DANIEL MAKAU..................................RESPONDENT

(Being an appeal from the Ruling of Senior Resident Magistrate, Kahuya I. M. Delivered on 1st April, 2015 in the Chief Magistrate’s Court at Machakos in Case No. 1369 of 2010)

RULING

What is before me is the Appellant’s Application dated 23rd February, 2016.

In the Application, the Appellant is seeking for the following orders:

(a)This application be declared urgent and be heard exparte.

(b) This Honourable Court do grant an Order of stay of the order/Decree appealed from the same having been refused by the Court appealed from.
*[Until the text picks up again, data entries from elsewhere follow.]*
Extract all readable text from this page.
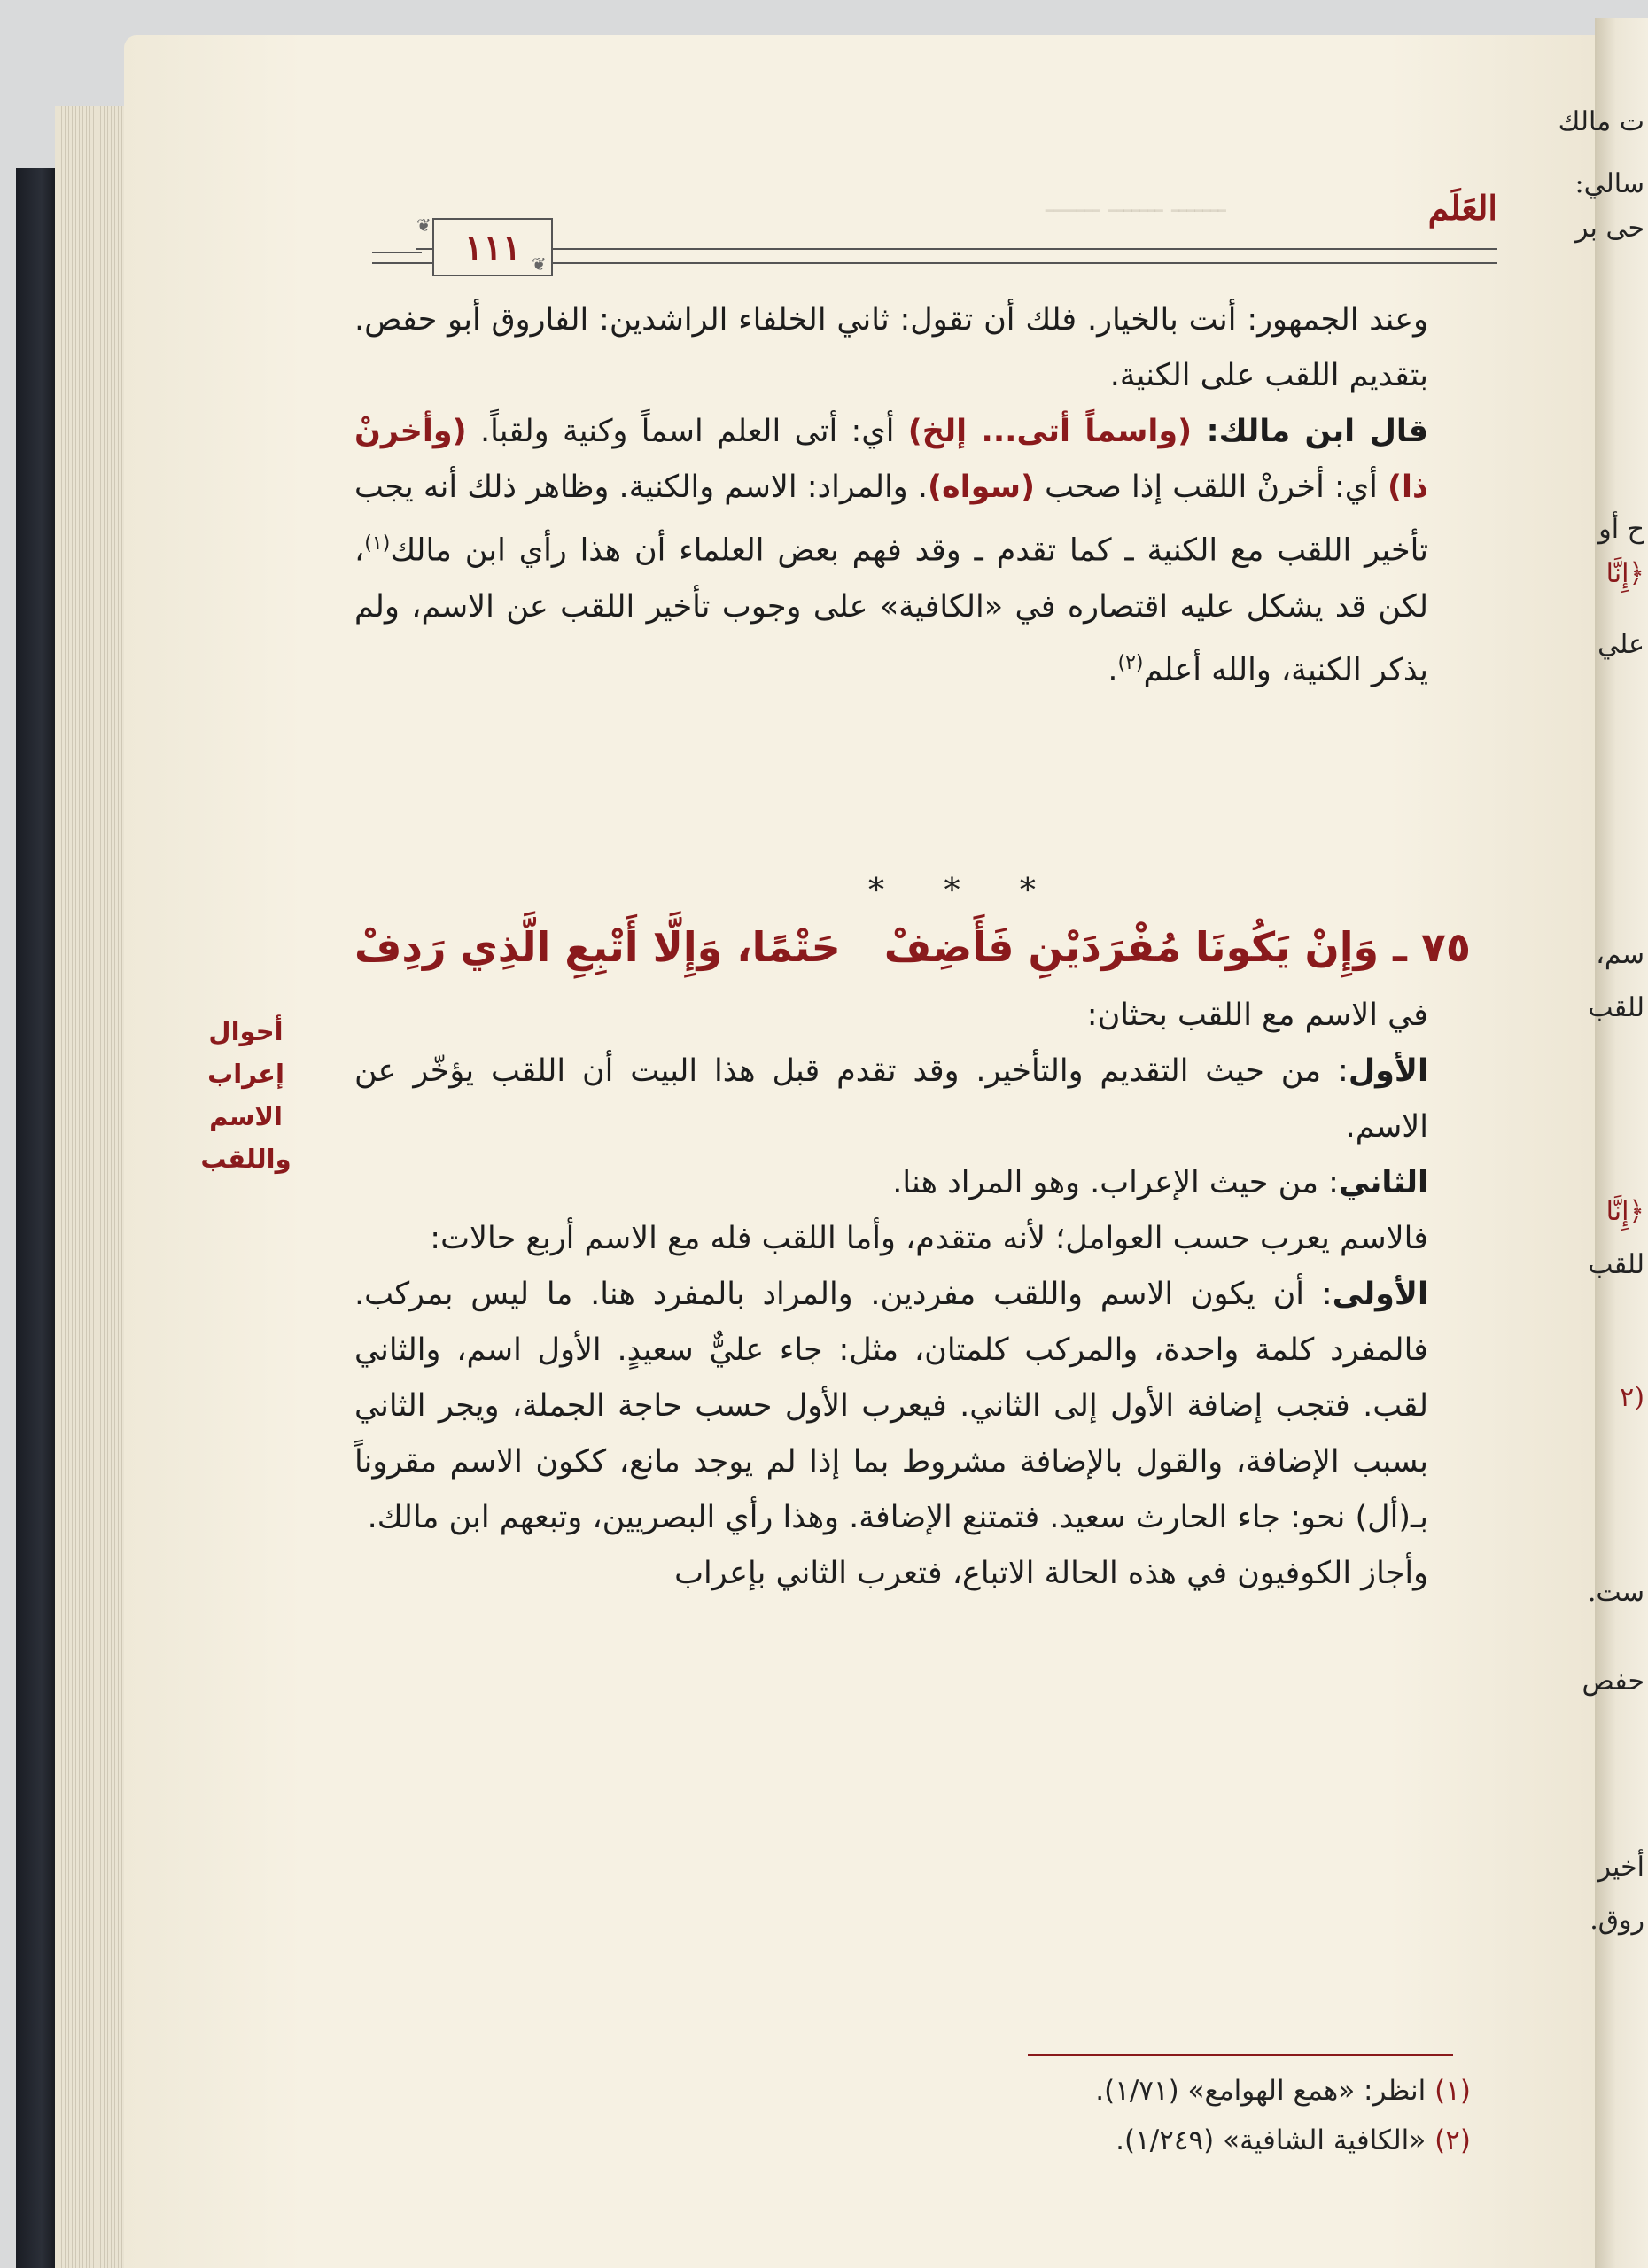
ت مالك
سالي:
حى بر
ح أو
﴿إِنَّا
علي
سم،
للقب
﴿إِنَّا
للقب
(٢
ست.
حفص
أخير
روق.
ـــــــ ـــــــ ـــــــ	العَلَم
١١١
❦
❦

وعند الجمهور: أنت بالخيار. فلك أن تقول: ثاني الخلفاء الراشدين: الفاروق أبو حفص. بتقديم اللقب على الكنية.

قال ابن مالك: (واسماً أتى... إلخ) أي: أتى العلم اسماً وكنية ولقباً. (وأخرنْ ذا) أي: أخرنْ اللقب إذا صحب (سواه). والمراد: الاسم والكنية. وظاهر ذلك أنه يجب تأخير اللقب مع الكنية ـ كما تقدم ـ وقد فهم بعض العلماء أن هذا رأي ابن مالك$^{(١)}$، لكن قد يشكل عليه اقتصاره في «الكافية» على وجوب تأخير اللقب عن الاسم، ولم يذكر الكنية، والله أعلم$^{(٢)}$.

* * *
٧٥ ـ وَإِنْ يَكُونَا مُفْرَدَيْنِ فَأَضِفْ
حَتْمًا، وَإِلَّا أَتْبِعِ الَّذِي رَدِفْ
أحوال إعراب
الاسم
واللقب

في الاسم مع اللقب بحثان:

الأول: من حيث التقديم والتأخير. وقد تقدم قبل هذا البيت أن اللقب يؤخّر عن الاسم.

الثاني: من حيث الإعراب. وهو المراد هنا.

فالاسم يعرب حسب العوامل؛ لأنه متقدم، وأما اللقب فله مع الاسم أربع حالات:

الأولى: أن يكون الاسم واللقب مفردين. والمراد بالمفرد هنا. ما ليس بمركب. فالمفرد كلمة واحدة، والمركب كلمتان، مثل: جاء عليٌّ سعيدٍ. الأول اسم، والثاني لقب. فتجب إضافة الأول إلى الثاني. فيعرب الأول حسب حاجة الجملة، ويجر الثاني بسبب الإضافة، والقول بالإضافة مشروط بما إذا لم يوجد مانع، ككون الاسم مقروناً بـ(أل) نحو: جاء الحارث سعيد. فتمتنع الإضافة. وهذا رأي البصريين، وتبعهم ابن مالك.

وأجاز الكوفيون في هذه الحالة الاتباع، فتعرب الثاني بإعراب

(١) انظر: «همع الهوامع» (١/٧١).
(٢) «الكافية الشافية» (١/٢٤٩).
(c) Cost of the Application.

The Application is premised on the grounds that the Appellant will suffer irreparable damages unless an order of stay is granted; that to implement the order of the lower court would amount to re-arranging and replacing the altered boundary and that the Respondent will not be prejudiced by the order.

In his response, the Respondent deponed that the Appellant filed a similar Application which was dismissed on 18th February, 2016 by the lower court; that the Appellant has deprived him of the use and enjoyment of his land and that the lower court decreed that the Appellant had trespassed on his land.

According to the Respondent, there is already a map that exists which shows a clear boundary of his land and that the Appellant has not offered any security.

In his submissions, the Appellant’s advocate submitted that if the Appellant is successful after the order of execution has been carried out, it will mean replacing the fence to its position; that the Respondent may not be in a financial position to replace the fence and that the Appellant may incur expenses in the process.

The Respondent’s counsel submitted that the Applicant has not demonstrated the substantial loss that he would suffer if the Application for stay is not granted; that mere financial burden occasioned by a judgment does not constitute substantial loss for purposes of granting an order of stay of execution and that the Application should be dismissed.

The Appellant/Applicant has filed a Memorandum of Appeal challenging the decision of the Chief Magistrate in Machakos Civil Case No. 1369 of 2010.

The Appellant’s case is premised on the grounds that the learned Magistrate erred in holding that the Appellant had trespassed unto the Respondent’s land without evidence of the plan drawn by the District Surveyor; that the drawing indicating the extent of the trespass was required and that the Magistrate failed to appreciate that the Appellant was not a party to the proceedings but proceeded to adjudicate upon him.

Order 6 Rule 1 and 2(a) of the Civil Procedure Rules mandates this court to grant an order of stay of execution pending the hearing of an appeal from the subordinate court even where such an Application has been denied by the trial court.

An order of stay of execution can only be made if the court is satisfied that substantial loss may result to the Applicant unless the order is made and if the Application has been made without unreasonable delay.   The Applicant, in appropriate cases, is supposed to give such security as the court orders for the due performance of the decree that may ultimately be binding on him.

The execution of the decree of the subordinate court will obviously lead to the change or the shifting of the boundaries of the suit property.   Such a change of the boundary is likely to come with other consequences like alienation or development of the land.   If that happens, the Appellant will suffer substantial loss if it transpires that indeed he had not trespassed on the Respondent’s land.

Until this court determines with finality that indeed the Appellant has trespassed on the Respondent’s land, and the extent of the said trespass, the status quo prevailing now should be maintained.

Considering that the decree involves land, which is an immovable property, the Appellant need not deposit any security for the due performance of the decree.

It is for those reasons that I allow the Application dated 12th June, 2015 with no order as to costs.

Dated, signed and delivered at Machakos this 27th day of January, 2017.